No primeiro livro da série sobre a enfermeira Nina Borg, as autoras Lene Kaaberbøl e Agnete Friis exploram não apenas o tráfico humano como também a realidade de países que em outrora fizeram parte da antiga URSS. Nesse caso, Nina recebe uma ligação de sua amiga Karin, que pede a ajuda da enfermeira da Cruz Vermelha.
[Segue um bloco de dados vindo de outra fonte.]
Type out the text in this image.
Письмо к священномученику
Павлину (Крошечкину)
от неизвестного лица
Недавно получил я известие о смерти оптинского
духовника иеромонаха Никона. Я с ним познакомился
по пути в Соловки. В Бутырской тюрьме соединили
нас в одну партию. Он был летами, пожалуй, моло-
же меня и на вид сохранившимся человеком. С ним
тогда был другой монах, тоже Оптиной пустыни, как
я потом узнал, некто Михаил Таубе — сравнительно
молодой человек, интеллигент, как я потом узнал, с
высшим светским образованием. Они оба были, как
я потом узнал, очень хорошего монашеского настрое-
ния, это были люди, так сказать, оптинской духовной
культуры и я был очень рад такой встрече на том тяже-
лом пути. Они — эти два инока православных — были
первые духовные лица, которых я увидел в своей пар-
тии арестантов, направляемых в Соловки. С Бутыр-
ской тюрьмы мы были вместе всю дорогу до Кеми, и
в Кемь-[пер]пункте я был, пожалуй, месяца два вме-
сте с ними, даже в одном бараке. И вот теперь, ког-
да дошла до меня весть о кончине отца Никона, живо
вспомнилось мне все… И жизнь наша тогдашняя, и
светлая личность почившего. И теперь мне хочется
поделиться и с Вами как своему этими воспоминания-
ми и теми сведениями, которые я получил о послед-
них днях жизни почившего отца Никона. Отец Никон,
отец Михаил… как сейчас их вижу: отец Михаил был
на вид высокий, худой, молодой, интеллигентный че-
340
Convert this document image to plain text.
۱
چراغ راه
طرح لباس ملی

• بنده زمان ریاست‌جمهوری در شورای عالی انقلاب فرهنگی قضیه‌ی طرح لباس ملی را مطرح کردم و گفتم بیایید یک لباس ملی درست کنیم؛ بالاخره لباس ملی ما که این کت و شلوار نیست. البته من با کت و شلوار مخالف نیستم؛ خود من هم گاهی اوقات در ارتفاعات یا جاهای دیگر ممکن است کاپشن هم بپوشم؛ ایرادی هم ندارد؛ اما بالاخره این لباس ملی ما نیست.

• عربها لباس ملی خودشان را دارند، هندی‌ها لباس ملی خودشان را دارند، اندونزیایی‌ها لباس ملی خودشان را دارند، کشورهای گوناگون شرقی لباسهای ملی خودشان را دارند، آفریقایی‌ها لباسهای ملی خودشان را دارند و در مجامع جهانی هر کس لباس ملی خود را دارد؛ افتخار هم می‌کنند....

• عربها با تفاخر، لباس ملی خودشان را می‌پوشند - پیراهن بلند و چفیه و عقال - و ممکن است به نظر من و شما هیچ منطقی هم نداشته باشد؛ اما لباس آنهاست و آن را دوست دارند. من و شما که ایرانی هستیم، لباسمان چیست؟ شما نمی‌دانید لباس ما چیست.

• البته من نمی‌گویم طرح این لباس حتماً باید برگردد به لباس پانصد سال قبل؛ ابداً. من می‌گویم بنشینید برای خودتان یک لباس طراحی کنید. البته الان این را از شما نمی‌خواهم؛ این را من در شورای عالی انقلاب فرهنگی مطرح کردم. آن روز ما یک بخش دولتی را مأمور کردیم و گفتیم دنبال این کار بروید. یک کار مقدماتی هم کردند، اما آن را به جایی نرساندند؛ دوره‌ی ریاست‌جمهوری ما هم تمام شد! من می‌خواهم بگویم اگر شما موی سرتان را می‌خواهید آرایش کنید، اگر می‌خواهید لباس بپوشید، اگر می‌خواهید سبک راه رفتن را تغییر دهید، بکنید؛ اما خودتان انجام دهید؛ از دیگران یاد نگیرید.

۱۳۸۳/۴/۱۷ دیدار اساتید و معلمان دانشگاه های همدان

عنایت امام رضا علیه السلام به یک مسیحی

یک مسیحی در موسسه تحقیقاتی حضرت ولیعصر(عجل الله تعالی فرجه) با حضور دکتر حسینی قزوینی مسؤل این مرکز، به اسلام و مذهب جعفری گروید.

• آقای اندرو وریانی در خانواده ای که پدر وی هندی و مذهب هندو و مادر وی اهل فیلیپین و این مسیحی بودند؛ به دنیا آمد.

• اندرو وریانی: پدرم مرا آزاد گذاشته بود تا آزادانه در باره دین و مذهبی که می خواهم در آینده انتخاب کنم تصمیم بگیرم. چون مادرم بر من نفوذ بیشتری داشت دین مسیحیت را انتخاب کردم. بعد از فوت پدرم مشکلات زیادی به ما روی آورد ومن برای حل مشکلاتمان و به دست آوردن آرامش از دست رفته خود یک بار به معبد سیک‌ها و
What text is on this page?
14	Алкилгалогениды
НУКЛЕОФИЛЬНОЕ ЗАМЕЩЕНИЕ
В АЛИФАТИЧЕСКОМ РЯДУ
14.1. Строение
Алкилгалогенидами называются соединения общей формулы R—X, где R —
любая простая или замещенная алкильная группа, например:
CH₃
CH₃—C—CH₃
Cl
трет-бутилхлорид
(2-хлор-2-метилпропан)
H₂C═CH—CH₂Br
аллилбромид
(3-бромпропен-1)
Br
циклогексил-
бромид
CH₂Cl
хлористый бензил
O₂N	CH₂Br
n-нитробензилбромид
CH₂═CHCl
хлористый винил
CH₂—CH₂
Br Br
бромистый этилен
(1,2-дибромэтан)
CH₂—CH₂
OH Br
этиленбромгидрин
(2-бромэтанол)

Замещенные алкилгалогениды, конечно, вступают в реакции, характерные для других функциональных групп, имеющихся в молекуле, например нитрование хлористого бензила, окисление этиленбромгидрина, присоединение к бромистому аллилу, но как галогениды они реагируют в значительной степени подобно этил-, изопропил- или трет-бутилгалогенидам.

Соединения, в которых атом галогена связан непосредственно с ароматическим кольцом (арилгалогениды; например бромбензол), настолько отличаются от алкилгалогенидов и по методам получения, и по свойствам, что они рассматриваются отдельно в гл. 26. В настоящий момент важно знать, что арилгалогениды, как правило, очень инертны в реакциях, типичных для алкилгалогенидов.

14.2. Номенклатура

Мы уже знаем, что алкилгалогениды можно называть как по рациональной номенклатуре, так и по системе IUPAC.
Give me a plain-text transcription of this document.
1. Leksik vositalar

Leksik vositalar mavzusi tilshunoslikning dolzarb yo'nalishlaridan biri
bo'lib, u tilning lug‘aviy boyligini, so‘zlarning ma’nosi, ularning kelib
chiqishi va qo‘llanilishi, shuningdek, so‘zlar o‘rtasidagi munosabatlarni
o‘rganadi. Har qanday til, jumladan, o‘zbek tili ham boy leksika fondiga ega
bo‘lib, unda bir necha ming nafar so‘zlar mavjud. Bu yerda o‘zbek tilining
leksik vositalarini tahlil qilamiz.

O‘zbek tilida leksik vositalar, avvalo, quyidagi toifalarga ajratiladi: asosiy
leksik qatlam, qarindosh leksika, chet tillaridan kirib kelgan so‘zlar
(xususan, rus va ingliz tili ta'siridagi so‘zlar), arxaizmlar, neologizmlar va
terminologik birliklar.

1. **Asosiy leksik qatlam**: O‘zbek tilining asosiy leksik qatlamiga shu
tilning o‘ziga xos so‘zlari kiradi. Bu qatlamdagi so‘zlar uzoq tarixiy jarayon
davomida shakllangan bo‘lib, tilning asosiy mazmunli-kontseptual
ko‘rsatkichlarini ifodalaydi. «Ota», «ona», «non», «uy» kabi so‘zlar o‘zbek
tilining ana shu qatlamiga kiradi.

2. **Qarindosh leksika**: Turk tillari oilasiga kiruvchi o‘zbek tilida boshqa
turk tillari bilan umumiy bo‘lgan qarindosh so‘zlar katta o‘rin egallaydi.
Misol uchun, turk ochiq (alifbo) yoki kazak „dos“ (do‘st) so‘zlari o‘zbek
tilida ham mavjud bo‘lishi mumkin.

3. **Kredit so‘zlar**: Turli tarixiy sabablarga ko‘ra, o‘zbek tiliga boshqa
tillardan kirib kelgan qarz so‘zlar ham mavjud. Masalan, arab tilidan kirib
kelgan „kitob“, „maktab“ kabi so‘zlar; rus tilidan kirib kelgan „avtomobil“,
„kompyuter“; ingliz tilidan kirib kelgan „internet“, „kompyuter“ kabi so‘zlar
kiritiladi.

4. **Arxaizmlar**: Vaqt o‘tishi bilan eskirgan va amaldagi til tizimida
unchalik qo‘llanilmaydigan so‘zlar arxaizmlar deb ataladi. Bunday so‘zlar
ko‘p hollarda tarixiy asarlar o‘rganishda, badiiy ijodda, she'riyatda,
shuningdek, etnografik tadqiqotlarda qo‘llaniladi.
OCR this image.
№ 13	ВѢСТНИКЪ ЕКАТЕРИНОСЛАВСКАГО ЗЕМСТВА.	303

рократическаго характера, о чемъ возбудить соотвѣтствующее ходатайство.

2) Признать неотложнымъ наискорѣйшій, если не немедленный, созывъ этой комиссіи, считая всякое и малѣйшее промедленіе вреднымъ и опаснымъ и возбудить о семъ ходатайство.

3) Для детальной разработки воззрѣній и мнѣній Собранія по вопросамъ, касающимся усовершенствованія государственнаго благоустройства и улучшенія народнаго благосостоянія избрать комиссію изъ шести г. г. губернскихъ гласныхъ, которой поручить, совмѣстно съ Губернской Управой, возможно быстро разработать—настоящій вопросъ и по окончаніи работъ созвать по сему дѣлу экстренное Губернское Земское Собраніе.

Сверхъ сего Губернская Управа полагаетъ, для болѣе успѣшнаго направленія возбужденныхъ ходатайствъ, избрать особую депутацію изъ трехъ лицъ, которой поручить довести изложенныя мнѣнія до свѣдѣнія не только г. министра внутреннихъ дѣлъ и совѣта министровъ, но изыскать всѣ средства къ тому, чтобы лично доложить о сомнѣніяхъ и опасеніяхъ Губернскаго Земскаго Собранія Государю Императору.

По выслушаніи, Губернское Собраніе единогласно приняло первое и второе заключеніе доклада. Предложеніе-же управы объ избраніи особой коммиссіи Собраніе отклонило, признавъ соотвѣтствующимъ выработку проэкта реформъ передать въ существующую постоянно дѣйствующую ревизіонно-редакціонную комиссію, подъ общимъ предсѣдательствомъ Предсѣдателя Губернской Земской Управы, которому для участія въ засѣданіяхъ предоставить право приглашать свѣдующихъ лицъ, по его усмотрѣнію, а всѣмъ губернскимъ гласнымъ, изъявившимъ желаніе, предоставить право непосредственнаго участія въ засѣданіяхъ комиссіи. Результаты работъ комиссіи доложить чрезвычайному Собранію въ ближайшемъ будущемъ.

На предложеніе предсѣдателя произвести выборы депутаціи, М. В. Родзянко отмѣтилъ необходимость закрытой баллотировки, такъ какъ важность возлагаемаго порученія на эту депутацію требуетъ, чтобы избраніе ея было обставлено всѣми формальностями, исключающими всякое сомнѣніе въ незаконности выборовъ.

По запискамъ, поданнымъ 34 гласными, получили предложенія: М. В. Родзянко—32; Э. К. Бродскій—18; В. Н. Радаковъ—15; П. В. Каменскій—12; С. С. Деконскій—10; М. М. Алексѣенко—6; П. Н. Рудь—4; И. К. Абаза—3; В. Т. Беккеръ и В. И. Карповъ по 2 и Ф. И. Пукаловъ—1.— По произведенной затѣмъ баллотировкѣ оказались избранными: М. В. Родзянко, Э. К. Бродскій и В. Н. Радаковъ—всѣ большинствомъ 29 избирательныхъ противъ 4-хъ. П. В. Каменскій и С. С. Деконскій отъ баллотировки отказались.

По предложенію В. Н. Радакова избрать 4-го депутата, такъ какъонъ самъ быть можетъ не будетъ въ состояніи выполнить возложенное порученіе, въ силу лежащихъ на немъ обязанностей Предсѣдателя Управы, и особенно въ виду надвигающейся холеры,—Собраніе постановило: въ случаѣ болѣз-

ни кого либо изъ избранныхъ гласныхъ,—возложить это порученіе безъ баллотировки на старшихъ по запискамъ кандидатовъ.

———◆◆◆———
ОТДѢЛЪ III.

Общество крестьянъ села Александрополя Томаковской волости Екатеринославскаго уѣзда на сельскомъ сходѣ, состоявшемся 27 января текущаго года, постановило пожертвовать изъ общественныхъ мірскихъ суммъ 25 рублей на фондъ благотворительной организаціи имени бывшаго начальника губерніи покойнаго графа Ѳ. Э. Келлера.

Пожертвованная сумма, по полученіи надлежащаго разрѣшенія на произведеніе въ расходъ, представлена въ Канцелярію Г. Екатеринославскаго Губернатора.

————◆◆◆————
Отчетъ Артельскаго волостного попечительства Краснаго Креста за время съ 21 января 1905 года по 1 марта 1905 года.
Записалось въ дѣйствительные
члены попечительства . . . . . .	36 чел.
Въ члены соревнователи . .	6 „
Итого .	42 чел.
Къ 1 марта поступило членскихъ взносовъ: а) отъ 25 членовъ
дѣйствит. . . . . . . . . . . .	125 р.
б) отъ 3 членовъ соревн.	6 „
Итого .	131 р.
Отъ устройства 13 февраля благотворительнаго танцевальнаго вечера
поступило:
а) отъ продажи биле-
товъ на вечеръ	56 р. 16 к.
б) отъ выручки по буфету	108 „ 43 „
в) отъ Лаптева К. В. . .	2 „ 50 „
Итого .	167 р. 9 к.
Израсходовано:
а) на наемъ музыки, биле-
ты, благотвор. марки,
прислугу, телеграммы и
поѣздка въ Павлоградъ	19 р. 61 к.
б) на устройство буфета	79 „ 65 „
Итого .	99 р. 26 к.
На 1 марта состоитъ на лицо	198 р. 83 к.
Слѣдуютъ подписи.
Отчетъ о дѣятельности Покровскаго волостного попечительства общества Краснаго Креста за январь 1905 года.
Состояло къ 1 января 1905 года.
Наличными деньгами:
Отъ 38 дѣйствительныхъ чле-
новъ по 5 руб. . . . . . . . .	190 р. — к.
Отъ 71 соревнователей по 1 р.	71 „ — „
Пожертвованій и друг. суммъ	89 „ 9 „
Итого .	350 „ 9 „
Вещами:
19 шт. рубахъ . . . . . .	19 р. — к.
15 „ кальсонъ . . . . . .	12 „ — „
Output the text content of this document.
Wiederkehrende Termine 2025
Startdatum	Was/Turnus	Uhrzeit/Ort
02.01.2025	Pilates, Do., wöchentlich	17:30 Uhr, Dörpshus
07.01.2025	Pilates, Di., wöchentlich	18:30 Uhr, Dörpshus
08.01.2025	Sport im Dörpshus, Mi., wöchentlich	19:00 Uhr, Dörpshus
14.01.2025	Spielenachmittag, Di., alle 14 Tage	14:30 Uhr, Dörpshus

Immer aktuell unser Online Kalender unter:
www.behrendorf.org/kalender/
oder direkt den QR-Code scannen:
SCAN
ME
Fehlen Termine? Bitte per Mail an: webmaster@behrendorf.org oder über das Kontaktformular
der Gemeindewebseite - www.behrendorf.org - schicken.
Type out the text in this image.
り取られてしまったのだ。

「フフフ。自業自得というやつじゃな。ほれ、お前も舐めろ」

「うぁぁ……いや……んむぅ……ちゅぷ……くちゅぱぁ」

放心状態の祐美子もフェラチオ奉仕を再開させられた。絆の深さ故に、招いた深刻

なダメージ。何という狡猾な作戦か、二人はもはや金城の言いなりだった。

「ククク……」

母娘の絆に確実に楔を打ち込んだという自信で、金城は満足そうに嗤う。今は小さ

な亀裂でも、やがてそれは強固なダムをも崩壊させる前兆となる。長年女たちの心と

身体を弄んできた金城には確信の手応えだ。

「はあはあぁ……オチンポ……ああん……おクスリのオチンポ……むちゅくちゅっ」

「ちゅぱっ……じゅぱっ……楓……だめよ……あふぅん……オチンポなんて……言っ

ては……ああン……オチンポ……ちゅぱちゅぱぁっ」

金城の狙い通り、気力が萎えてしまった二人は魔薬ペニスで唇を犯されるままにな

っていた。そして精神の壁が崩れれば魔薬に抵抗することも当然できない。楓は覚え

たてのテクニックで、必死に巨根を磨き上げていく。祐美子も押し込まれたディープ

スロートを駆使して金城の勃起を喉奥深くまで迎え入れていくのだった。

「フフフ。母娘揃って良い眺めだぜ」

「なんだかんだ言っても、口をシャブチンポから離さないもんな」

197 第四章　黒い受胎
Sem entender o motivo desse misterioso pedido, Nina vai até a estação ferroviária de Copenhague buscar uma mala, onde encontra um menino de três anos que está nu e dopado, mas vivo.

A situação causa espanto em Nina, que sem saber que atitude tomar e com medo da reação da polícia, procura por Karin sem imaginar que sua amiga seria brutalmente assassinada. Ela logo percebe que isso tem apenas um significado: ela e o garoto também correm perigo. Seguindo o seu coração e a vontade de ajudar o próximo, Nina passa a buscar informações sobre o garoto para só então entender como pode ajudá-lo; como pode salvar sua própria vida.

“Ela estava morta.
A morte tem lá os seus sinais, detalhes insignificantes quando vistos de maneira isolada, mas inconfundíveis quando somados. Conhecendo-os, Nina não teve dúvida. Os punhos ligeiramente virados. A perna que havia escorregado inerte de sua posição original. A cabeça caída sobre o colchão com um peso além do normal” (pág. 85).